E poi passo all’edicola, perché sono affezionata anche alla carta, per quanto le notizie io le guardi online. C’è il solito inserto che costa un euro in più e non ti serve a niente. Allora pago l’extra e chiedo che si tenga pure la cazzata più utile dal parrucchiere. Ecco cosa avevo dimenticato. A parte il resto, ma devo comprare lo shampoo. Ho i capelli che non si capisce più che forma hanno. Vanno per cazzi loro, anarchici, come me. C’è la vicina di pianerottolo che deve raccontarmi come è andata la giornata di sua figlia. Orgogliosissima del primo lavoro, e poi è così bella. Bellissima, senza dubbio, ma a me che cazzo me ne frega? Signora, abbia pazienza, devo andare. Cucino una pietanza saporita, più peperoncino, ancora di più, ché tanto la merda in bocca copre tutti i sapori. Sento la porta che s’apre, lentamente, un richiamo. Non spaventarti, sono io. Sei tu. Hai fame? Metto in tavola un piatto in più. Veramente no, non ero venuto per questo. Allora cosa? Tutto bene? Io si, e tu?
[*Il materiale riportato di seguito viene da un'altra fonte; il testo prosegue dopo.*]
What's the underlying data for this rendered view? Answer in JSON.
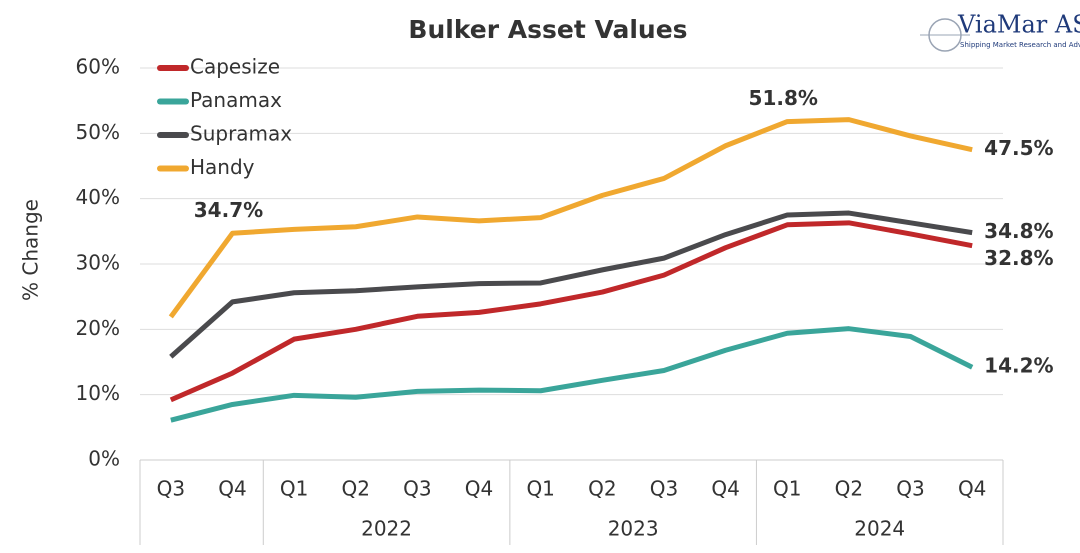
{
  "chart_data": {
    "type": "line",
    "title": "Bulker Asset Values",
    "ylabel": "% Change",
    "logo": {
      "name": "ViaMar AS",
      "tagline": "Shipping Market Research and Advice"
    },
    "categories": [
      "Q3",
      "Q4",
      "Q1",
      "Q2",
      "Q3",
      "Q4",
      "Q1",
      "Q2",
      "Q3",
      "Q4",
      "Q1",
      "Q2",
      "Q3",
      "Q4"
    ],
    "years": [
      null,
      null,
      "2022",
      "2022",
      "2022",
      "2022",
      "2023",
      "2023",
      "2023",
      "2023",
      "2024",
      "2024",
      "2024",
      "2024"
    ],
    "ylim": [
      0,
      60
    ],
    "yticks": [
      {
        "value": 0,
        "label": "0%"
      },
      {
        "value": 10,
        "label": "10%"
      },
      {
        "value": 20,
        "label": "20%"
      },
      {
        "value": 30,
        "label": "30%"
      },
      {
        "value": 40,
        "label": "40%"
      },
      {
        "value": 50,
        "label": "50%"
      },
      {
        "value": 60,
        "label": "60%"
      }
    ],
    "grid": true,
    "legend": "top-left",
    "series": [
      {
        "name": "Capesize",
        "color": "#c0282a",
        "values": [
          9.2,
          13.3,
          18.5,
          20.0,
          22.0,
          22.6,
          23.9,
          25.7,
          28.3,
          32.5,
          36.0,
          36.3,
          34.6,
          32.8
        ],
        "value_labels": [
          null,
          null,
          null,
          null,
          null,
          null,
          null,
          null,
          null,
          null,
          null,
          null,
          null,
          "32.8%"
        ]
      },
      {
        "name": "Panamax",
        "color": "#3aa59a",
        "values": [
          6.1,
          8.5,
          9.9,
          9.6,
          10.5,
          10.7,
          10.6,
          12.2,
          13.7,
          16.8,
          19.4,
          20.1,
          18.9,
          14.2
        ],
        "value_labels": [
          null,
          null,
          null,
          null,
          null,
          null,
          null,
          null,
          null,
          null,
          null,
          null,
          null,
          "14.2%"
        ]
      },
      {
        "name": "Supramax",
        "color": "#4a4a4d",
        "values": [
          15.8,
          24.2,
          25.6,
          25.9,
          26.5,
          27.0,
          27.1,
          29.1,
          30.9,
          34.5,
          37.5,
          37.8,
          36.3,
          34.8
        ],
        "value_labels": [
          null,
          null,
          null,
          null,
          null,
          null,
          null,
          null,
          null,
          null,
          null,
          null,
          null,
          "34.8%"
        ]
      },
      {
        "name": "Handy",
        "color": "#f0a830",
        "values": [
          21.9,
          34.7,
          35.3,
          35.7,
          37.2,
          36.6,
          37.1,
          40.5,
          43.1,
          48.1,
          51.8,
          52.1,
          49.6,
          47.5
        ],
        "value_labels": [
          null,
          "34.7%",
          null,
          null,
          null,
          null,
          null,
          null,
          null,
          null,
          "51.8%",
          null,
          null,
          "47.5%"
        ]
      }
    ]
  }
}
Al telefono eri strana.

Sono un po’ stanca, di questo andirivieni medicamentoso, il calendario che non mi coadiuva più per darmi una scadenza. In effetti mi servi, se hai tempo. Puoi sedere sul divano, per favore, e io mi accoccolo vicino a te? A occhi chiusi. E tu mi accarezzi. Puoi? Si. E rubo un po’ di forza per il giorno dopo. Buona giornata a tutt*.